Island in the East Siberian Sea

Vilkitsky Island (Остров Вильки́цкого; Вилькицкай Aрыыта) is the southernmost island of the De Long group in the northern part of the East Siberian Sea. The nearest island is Zhokhov Island. Administratively Vilkitsky Island belongs to Yakutia, an administrative division of the Russian Federation.
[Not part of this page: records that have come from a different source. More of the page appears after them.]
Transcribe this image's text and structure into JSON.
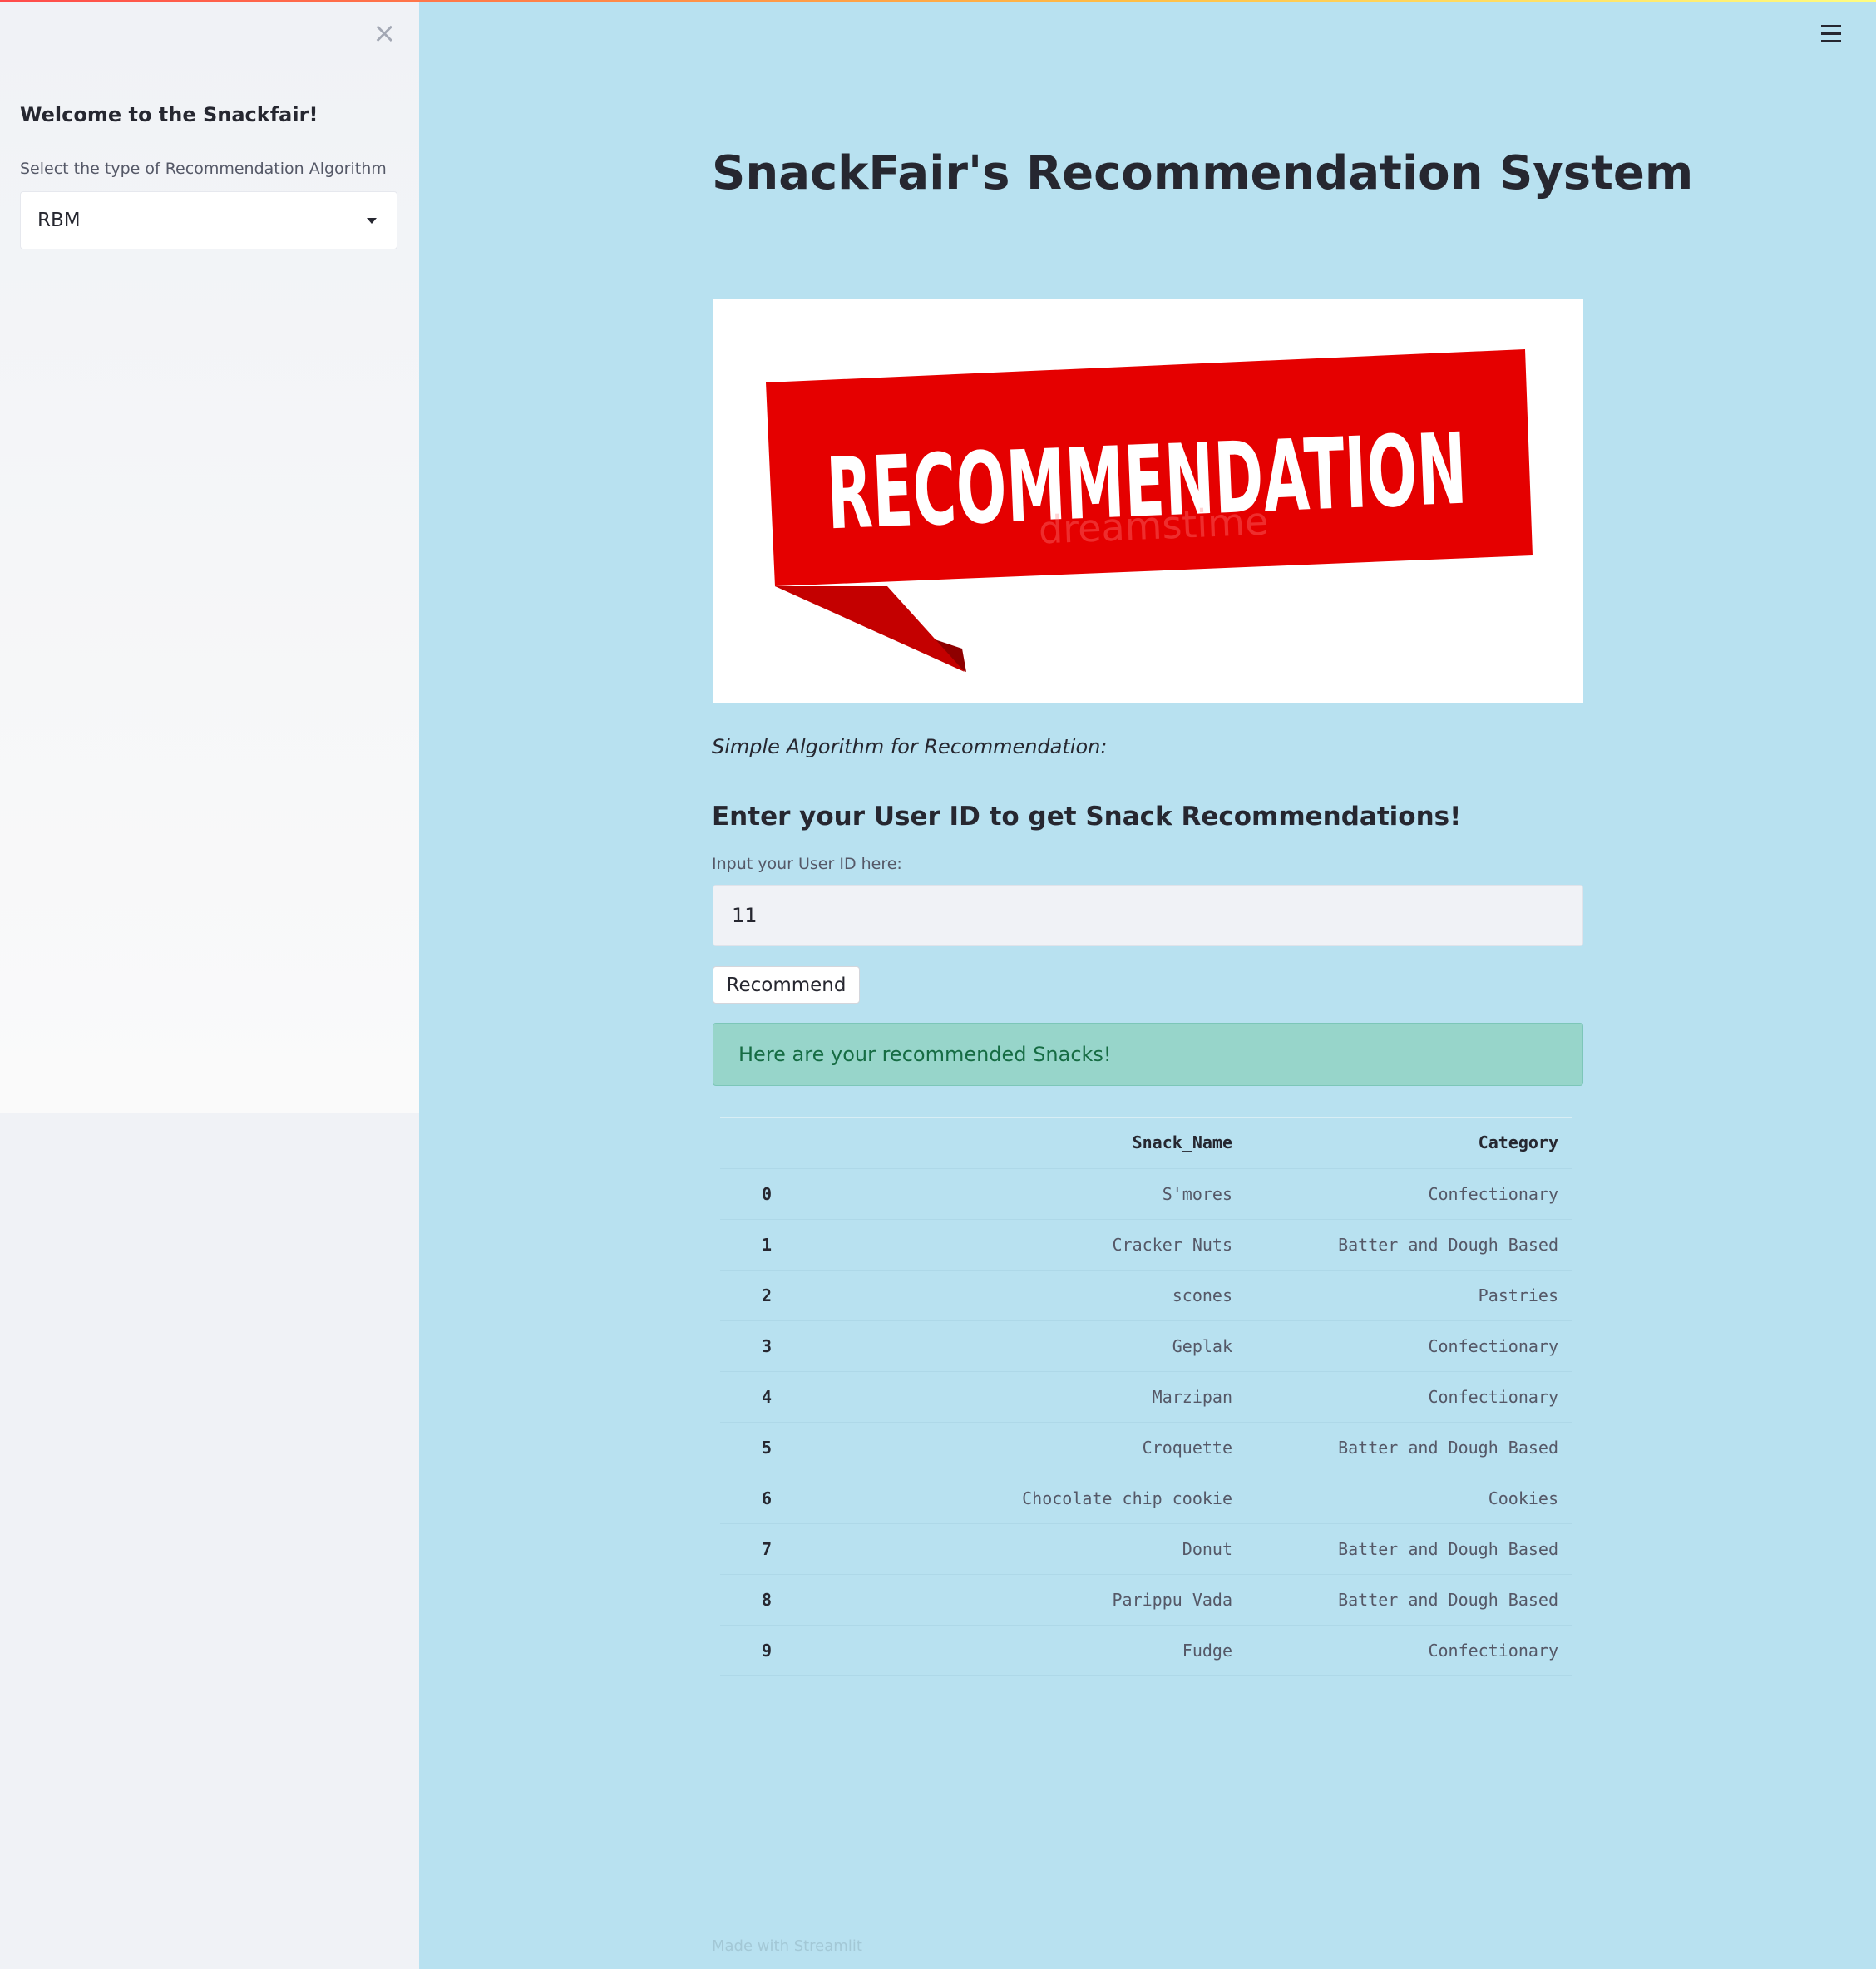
{
  "sidebar": {
    "close_icon": "×",
    "title": "Welcome to the Snackfair!",
    "select_label": "Select the type of Recommendation Algorithm",
    "selected_algorithm": "RBM"
  },
  "main": {
    "title": "SnackFair's Recommendation System",
    "banner_text": "RECOMMENDATION",
    "banner_watermark": "dreamstime",
    "caption": "Simple Algorithm for Recommendation:",
    "subheading": "Enter your User ID to get Snack Recommendations!",
    "input_label": "Input your User ID here:",
    "input_value": "11",
    "button_label": "Recommend",
    "success_message": "Here are your recommended Snacks!"
  },
  "table": {
    "headers": [
      "",
      "Snack_Name",
      "Category"
    ],
    "rows": [
      [
        "0",
        "S'mores",
        "Confectionary"
      ],
      [
        "1",
        "Cracker Nuts",
        "Batter and Dough Based"
      ],
      [
        "2",
        "scones",
        "Pastries"
      ],
      [
        "3",
        "Geplak",
        "Confectionary"
      ],
      [
        "4",
        "Marzipan",
        "Confectionary"
      ],
      [
        "5",
        "Croquette",
        "Batter and Dough Based"
      ],
      [
        "6",
        "Chocolate chip cookie",
        "Cookies"
      ],
      [
        "7",
        "Donut",
        "Batter and Dough Based"
      ],
      [
        "8",
        "Parippu Vada",
        "Batter and Dough Based"
      ],
      [
        "9",
        "Fudge",
        "Confectionary"
      ]
    ]
  },
  "footer": "Made with Streamlit",
  "colors": {
    "main_bg": "#b8e1f0",
    "sidebar_bg": "#f0f2f6",
    "banner_red": "#e00000",
    "success_bg": "#97d5ca",
    "success_text": "#166c43"
  }
}
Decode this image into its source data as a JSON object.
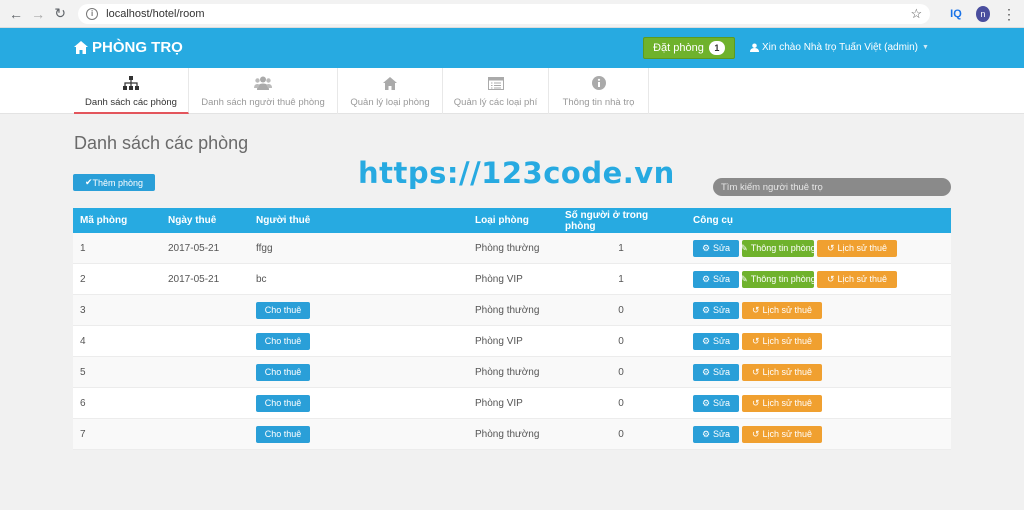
{
  "browser": {
    "url": "localhost/hotel/room",
    "ext_label": "IQ",
    "profile_initial": "n"
  },
  "header": {
    "brand": "PHÒNG TRỌ",
    "book_label": "Đặt phòng",
    "book_count": "1",
    "user_greeting": "Xin chào Nhà trọ Tuấn Việt (admin)"
  },
  "tabs": [
    {
      "label": "Danh sách các phòng"
    },
    {
      "label": "Danh sách người thuê phòng"
    },
    {
      "label": "Quản lý loại phòng"
    },
    {
      "label": "Quản lý các loại phí"
    },
    {
      "label": "Thông tin nhà trọ"
    }
  ],
  "main": {
    "title": "Danh sách các phòng",
    "add_label": "Thêm phòng",
    "watermark": "https://123code.vn",
    "search_placeholder": "Tìm kiếm người thuê trọ"
  },
  "table": {
    "headers": {
      "id": "Mã phòng",
      "date": "Ngày thuê",
      "tenant": "Người thuê",
      "type": "Loại phòng",
      "count": "Số người ở trong phòng",
      "tools": "Công cụ"
    },
    "rent_label": "Cho thuê",
    "edit_label": "Sửa",
    "info_label": "Thông tin phòng",
    "history_label": "Lịch sử thuê",
    "rows": [
      {
        "id": "1",
        "date": "2017-05-21",
        "tenant": "ffgg",
        "type": "Phòng thường",
        "count": "1"
      },
      {
        "id": "2",
        "date": "2017-05-21",
        "tenant": "bc",
        "type": "Phòng VIP",
        "count": "1"
      },
      {
        "id": "3",
        "date": "",
        "tenant": "",
        "type": "Phòng thường",
        "count": "0"
      },
      {
        "id": "4",
        "date": "",
        "tenant": "",
        "type": "Phòng VIP",
        "count": "0"
      },
      {
        "id": "5",
        "date": "",
        "tenant": "",
        "type": "Phòng thường",
        "count": "0"
      },
      {
        "id": "6",
        "date": "",
        "tenant": "",
        "type": "Phòng VIP",
        "count": "0"
      },
      {
        "id": "7",
        "date": "",
        "tenant": "",
        "type": "Phòng thường",
        "count": "0"
      }
    ]
  },
  "colors": {
    "primary": "#27aae1",
    "success": "#6fb22c",
    "warning": "#f0a030",
    "active_tab_border": "#e3555c"
  }
}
The island is named after Russian hydrographer Andrey Vilkitsky.

==Geography==
The island is outside of the limits of permanent ice and is unglaciated. At barely 1.5 km2 Vilkitsky is the smallest island of the group. The highest elevation is 70 m above sea level.

==Geology==
Judging from bedrock outcrops associated with the central, steepest part of seacliffs on its southern coast, Vilkitsky Island is composed of limburgite, a dense dark gray volcanic rock. The limburgite is represent by varieties with both crystalline textures and glassy, devitrified matrix. This volcanic rock occurs as both massive intrusions and lava flows, both of which exhibit narrow shear zones. The limburgite contains small olivine phenocrysts and xenoliths of spinel lherzolites. The spinel lherzolite xenoliths of Vilkitsky Island are structurally and mineralogically identical to the xenoliths found on Zhokhov Island. Based on limited data, volcanism on Vil’kitskii Island occurred between 0.89 and 0.4 Ma. This period of volcanism on Vilkitsky Island correlates with the later stages of olivine alkaline basalt volcanism on Zhokhov Island between 6.1 and 0.4 Ma.
| Vilkitsky Island Landsat picture. |

==History==
Vilkitsky Island was discovered early on the morning of August 20, 1913 by the crew of the Icebreaker Taymyr. Along with the Icebreaker Vaygach, it was part of the Imperial Russian Arctic Ocean Hydrographic Expedition led by Boris Vilkitsky on behalf of the Russian Hydrographic Service in order to chart the last blank areas of Russian maps. Personnel from the Icebreaker Taymyr landed on it and hoisted a Russian flag. On August 24, 1914, a landing party from the Icebreaker Taymyr revisited Vilkitskiy Island and surveyed it. In 1986 and 1988, the Institute of Oceanology of the USSR Academy of Sciences, now known as the Shirshov Institute of Oceanology, and the Geochemical Institute of the USSR Academy of Sciences carried out field studies of the geology of the Zhokhov and Vilkitsky islands.